Pour contrecarrer ces préjugés, les chercheurs ont élaboré une intervention basée sur la conversation qui pourrait être intégrée de manière transparente aux camps d'été STEM. Ils ont évalué son efficacité auprès de 667 garçons âgés de 9 à 15 ans participant à des camps à travers le Canada.
Les participants ont été assignés au hasard à une intervention ou à une conversation témoin. Dans le groupe d'intervention, le personnel du camp, composé d'étudiants du premier cycle et des cycles supérieurs en STEM, a guidé les garçons à travers un dialogue en plusieurs étapes :d'abord identifier leurs valeurs fondamentales, puis partager une anecdote personnelle qui a mis en évidence pourquoi les compétences STEM des filles sont souvent sous-estimées, et enfin encourager la réflexion sur leurs propres expériences.
Les résultats ont montré que les garçons ayant participé à l’intervention ont développé une perception plus favorable des compétences STEM des filles, l’effet le plus fort étant observé parmi les campeurs les plus jeunes. L'étude a également révélé que les participantes à l'intervention ont noué davantage d'amitiés féminines à la fin du camp, soulignant l'importance des efforts précoces de réduction des préjugés.

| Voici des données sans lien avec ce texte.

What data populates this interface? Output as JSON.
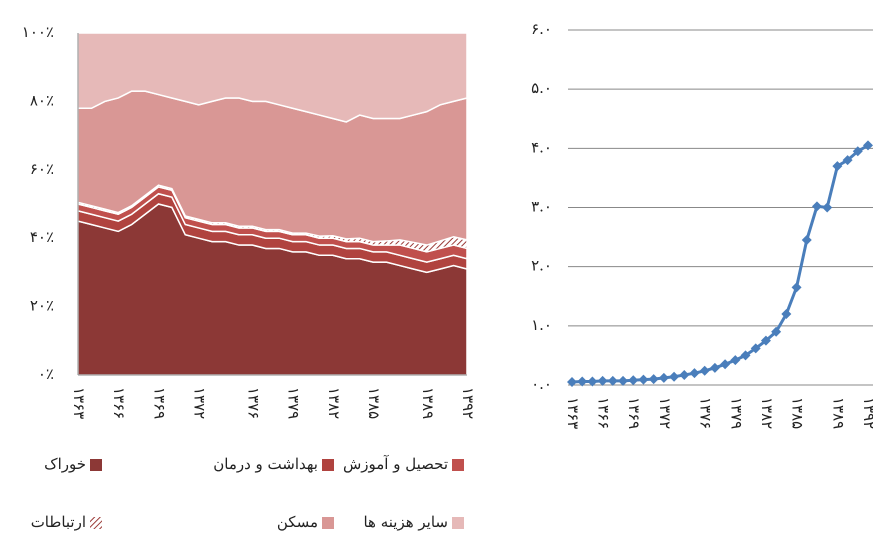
{
  "chart_data": [
    {
      "type": "area",
      "stacked": true,
      "categories": [
        "۱۳۶۳",
        null,
        null,
        "۱۳۶۶",
        null,
        null,
        "۱۳۶۹",
        null,
        null,
        "۱۳۷۲",
        null,
        null,
        null,
        "۱۳۷۶",
        null,
        null,
        "۱۳۷۹",
        null,
        null,
        "۱۳۸۲",
        null,
        null,
        "۱۳۸۵",
        null,
        null,
        null,
        "۱۳۸۹",
        null,
        null,
        "۱۳۹۲"
      ],
      "series": [
        {
          "name": "خوراک",
          "color": "#8c3836",
          "values": [
            45,
            44,
            43,
            42,
            44,
            47,
            50,
            49,
            41,
            40,
            39,
            39,
            38,
            38,
            37,
            37,
            36,
            36,
            35,
            35,
            34,
            34,
            33,
            33,
            32,
            31,
            30,
            31,
            32,
            31
          ]
        },
        {
          "name": "بهداشت و درمان",
          "color": "#b0433f",
          "values": [
            3,
            3,
            3,
            3,
            3,
            3,
            3,
            3,
            3,
            3,
            3,
            3,
            3,
            3,
            3,
            3,
            3,
            3,
            3,
            3,
            3,
            3,
            3,
            3,
            3,
            3,
            3,
            3,
            3,
            3
          ]
        },
        {
          "name": "تحصیل و آموزش",
          "color": "#c0504d",
          "values": [
            2,
            2,
            2,
            2,
            2,
            2,
            2,
            2,
            2,
            2,
            2,
            2,
            2,
            2,
            2,
            2,
            2,
            2,
            2,
            2,
            2,
            2,
            2,
            2,
            3,
            3,
            3,
            3,
            3,
            3
          ]
        },
        {
          "name": "ارتباطات",
          "color": "#9b3b38",
          "pattern": "hatch",
          "values": [
            0.5,
            0.5,
            0.5,
            0.5,
            0.5,
            0.5,
            0.5,
            0.5,
            0.5,
            0.5,
            0.5,
            0.5,
            0.5,
            0.5,
            0.5,
            0.5,
            0.5,
            0.5,
            0.6,
            0.7,
            0.8,
            1,
            1,
            1.2,
            1.5,
            1.8,
            2,
            2.2,
            2.4,
            2.5
          ]
        },
        {
          "name": "مسکن",
          "color": "#d99795",
          "values": [
            27.5,
            28.5,
            31.5,
            33.5,
            33.5,
            30.5,
            26.5,
            26.5,
            33.5,
            33.5,
            35.5,
            36.5,
            37.5,
            36.5,
            37.5,
            36.5,
            36.5,
            35.5,
            35.4,
            34.3,
            34.2,
            36,
            36,
            35.8,
            35.5,
            37.2,
            39,
            39.8,
            39.6,
            41.5
          ]
        },
        {
          "name": "سایر هزینه ها",
          "color": "#e6b9b8",
          "values": [
            22,
            22,
            20,
            19,
            17,
            17,
            18,
            19,
            20,
            21,
            20,
            19,
            19,
            20,
            20,
            21,
            22,
            23,
            24,
            25,
            26,
            24,
            25,
            25,
            25,
            24,
            23,
            21,
            20,
            19
          ]
        }
      ],
      "ylim": [
        0,
        100
      ],
      "yticks": [
        {
          "value": 0,
          "label": "۰٪"
        },
        {
          "value": 20,
          "label": "۲۰٪"
        },
        {
          "value": 40,
          "label": "۴۰٪"
        },
        {
          "value": 60,
          "label": "۶۰٪"
        },
        {
          "value": 80,
          "label": "۸۰٪"
        },
        {
          "value": 100,
          "label": "۱۰۰٪"
        }
      ],
      "grid": false
    },
    {
      "type": "line",
      "categories": [
        "۱۳۶۳",
        null,
        null,
        "۱۳۶۶",
        null,
        null,
        "۱۳۶۹",
        null,
        null,
        "۱۳۷۲",
        null,
        null,
        null,
        "۱۳۷۶",
        null,
        null,
        "۱۳۷۹",
        null,
        null,
        "۱۳۸۲",
        null,
        null,
        "۱۳۸۵",
        null,
        null,
        null,
        "۱۳۸۹",
        null,
        null,
        "۱۳۹۲"
      ],
      "series": [
        {
          "color": "#4a7ebb",
          "values": [
            0.05,
            0.06,
            0.06,
            0.07,
            0.07,
            0.07,
            0.08,
            0.09,
            0.1,
            0.12,
            0.14,
            0.17,
            0.2,
            0.24,
            0.29,
            0.35,
            0.42,
            0.5,
            0.62,
            0.75,
            0.9,
            1.2,
            1.65,
            2.45,
            3.02,
            3.0,
            3.7,
            3.8,
            3.95,
            4.05
          ]
        }
      ],
      "ylim": [
        0,
        6
      ],
      "yticks": [
        {
          "value": 0,
          "label": "۰.۰"
        },
        {
          "value": 1,
          "label": "۱.۰"
        },
        {
          "value": 2,
          "label": "۲.۰"
        },
        {
          "value": 3,
          "label": "۳.۰"
        },
        {
          "value": 4,
          "label": "۴.۰"
        },
        {
          "value": 5,
          "label": "۵.۰"
        },
        {
          "value": 6,
          "label": "۶.۰"
        }
      ],
      "grid": true
    }
  ]
}
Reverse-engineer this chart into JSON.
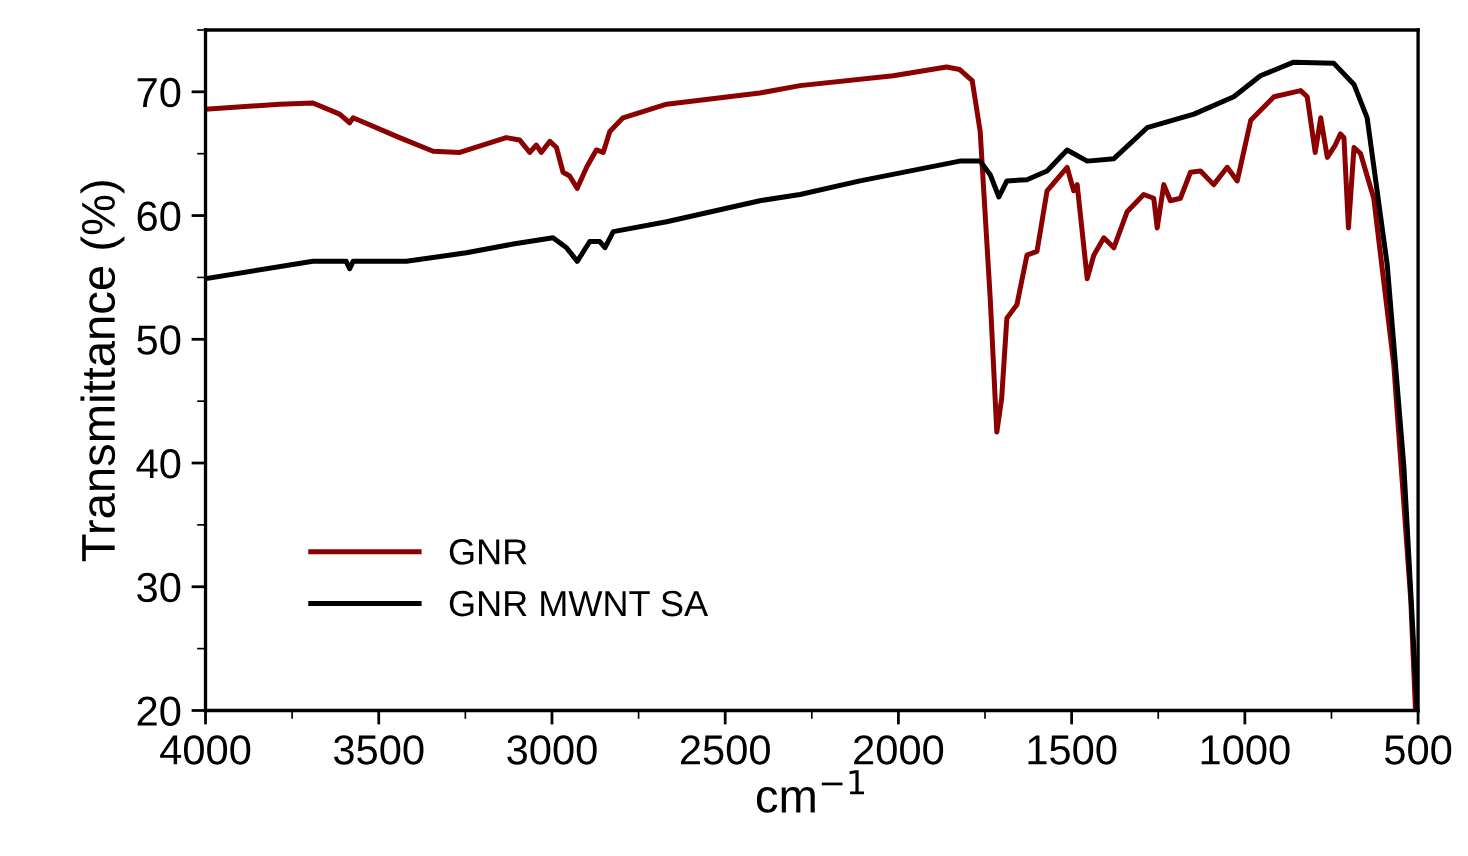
{
  "chart_data": {
    "type": "line",
    "xlabel": "cm$^{−1}$",
    "ylabel": "Transmittance (%)",
    "xlim": [
      4000,
      500
    ],
    "xticks": [
      4000,
      3500,
      3000,
      2500,
      2000,
      1500,
      1000,
      500
    ],
    "ylim": [
      20,
      75
    ],
    "yticks": [
      20,
      30,
      40,
      50,
      60,
      70
    ],
    "grid": false,
    "legend": "bottom left",
    "marker": "none",
    "line_style": "solid",
    "series": [
      {
        "name": "GNR",
        "color": "#8b0000",
        "x": [
          4000,
          3786,
          3690,
          3613,
          3584,
          3574,
          3440,
          3343,
          3266,
          3132,
          3093,
          3064,
          3045,
          3031,
          3006,
          2987,
          2968,
          2949,
          2927,
          2900,
          2872,
          2852,
          2833,
          2795,
          2669,
          2400,
          2284,
          2015,
          1861,
          1823,
          1787,
          1764,
          1735,
          1716,
          1702,
          1687,
          1658,
          1629,
          1600,
          1571,
          1513,
          1494,
          1484,
          1455,
          1436,
          1407,
          1378,
          1340,
          1292,
          1263,
          1253,
          1234,
          1215,
          1186,
          1157,
          1128,
          1090,
          1051,
          1022,
          983,
          916,
          839,
          820,
          797,
          781,
          762,
          739,
          724,
          714,
          701,
          685,
          666,
          628,
          570,
          521,
          508
        ],
        "values": [
          68.6,
          69.0,
          69.1,
          68.2,
          67.5,
          67.9,
          66.3,
          65.2,
          65.1,
          66.3,
          66.1,
          65.1,
          65.7,
          65.1,
          66.0,
          65.5,
          63.5,
          63.2,
          62.2,
          63.9,
          65.3,
          65.1,
          66.8,
          67.9,
          69.0,
          69.9,
          70.5,
          71.3,
          72.0,
          71.8,
          70.9,
          66.8,
          53.3,
          42.5,
          45.2,
          51.7,
          52.8,
          56.8,
          57.1,
          62.0,
          63.9,
          62.0,
          62.5,
          54.9,
          56.8,
          58.2,
          57.4,
          60.3,
          61.7,
          61.4,
          59.0,
          62.5,
          61.2,
          61.4,
          63.5,
          63.6,
          62.5,
          63.9,
          62.8,
          67.7,
          69.6,
          70.1,
          69.6,
          65.1,
          67.9,
          64.7,
          65.7,
          66.6,
          66.3,
          59.0,
          65.5,
          65.0,
          61.4,
          47.9,
          28.9,
          20.3
        ]
      },
      {
        "name": "GNR MWNT SA",
        "color": "#000000",
        "x": [
          4000,
          3690,
          3594,
          3584,
          3574,
          3420,
          3247,
          3112,
          2997,
          2958,
          2927,
          2891,
          2862,
          2847,
          2823,
          2669,
          2400,
          2284,
          2111,
          1823,
          1764,
          1735,
          1710,
          1687,
          1629,
          1571,
          1513,
          1455,
          1378,
          1282,
          1147,
          1032,
          955,
          859,
          743,
          685,
          647,
          589,
          541,
          503
        ],
        "values": [
          54.9,
          56.3,
          56.3,
          55.7,
          56.3,
          56.3,
          57.0,
          57.7,
          58.2,
          57.4,
          56.3,
          57.9,
          57.9,
          57.4,
          58.7,
          59.5,
          61.2,
          61.7,
          62.8,
          64.4,
          64.4,
          63.3,
          61.5,
          62.8,
          62.9,
          63.6,
          65.3,
          64.4,
          64.6,
          67.1,
          68.2,
          69.6,
          71.3,
          72.4,
          72.3,
          70.6,
          67.9,
          56.0,
          39.7,
          20.3
        ]
      }
    ]
  }
}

"Ce type d'intervention pourrait grandement contribuer à surmonter les obstacles persistants auxquels les femmes sont confrontées lorsqu'elles s'efforcent de ressentir un sentiment d'appartenance et de réussir dans les études supérieures et les carrières STEM", a fait remarquer Cyr dans un communiqué de presse.
"Ce qui distingue cette étude, c'est que nous nous sommes attaqués aux inégalités entre les sexes pendant l'enfance, avant que les filles ne soient exclues des STEM", a-t-elle ajouté.
Alors que le chemin vers l’équité entre les sexes dans les STEM se poursuit, les premières interventions basées sur la conversation, comme celle de Cyr, démontrent un potentiel prometteur pour faire une différence durable.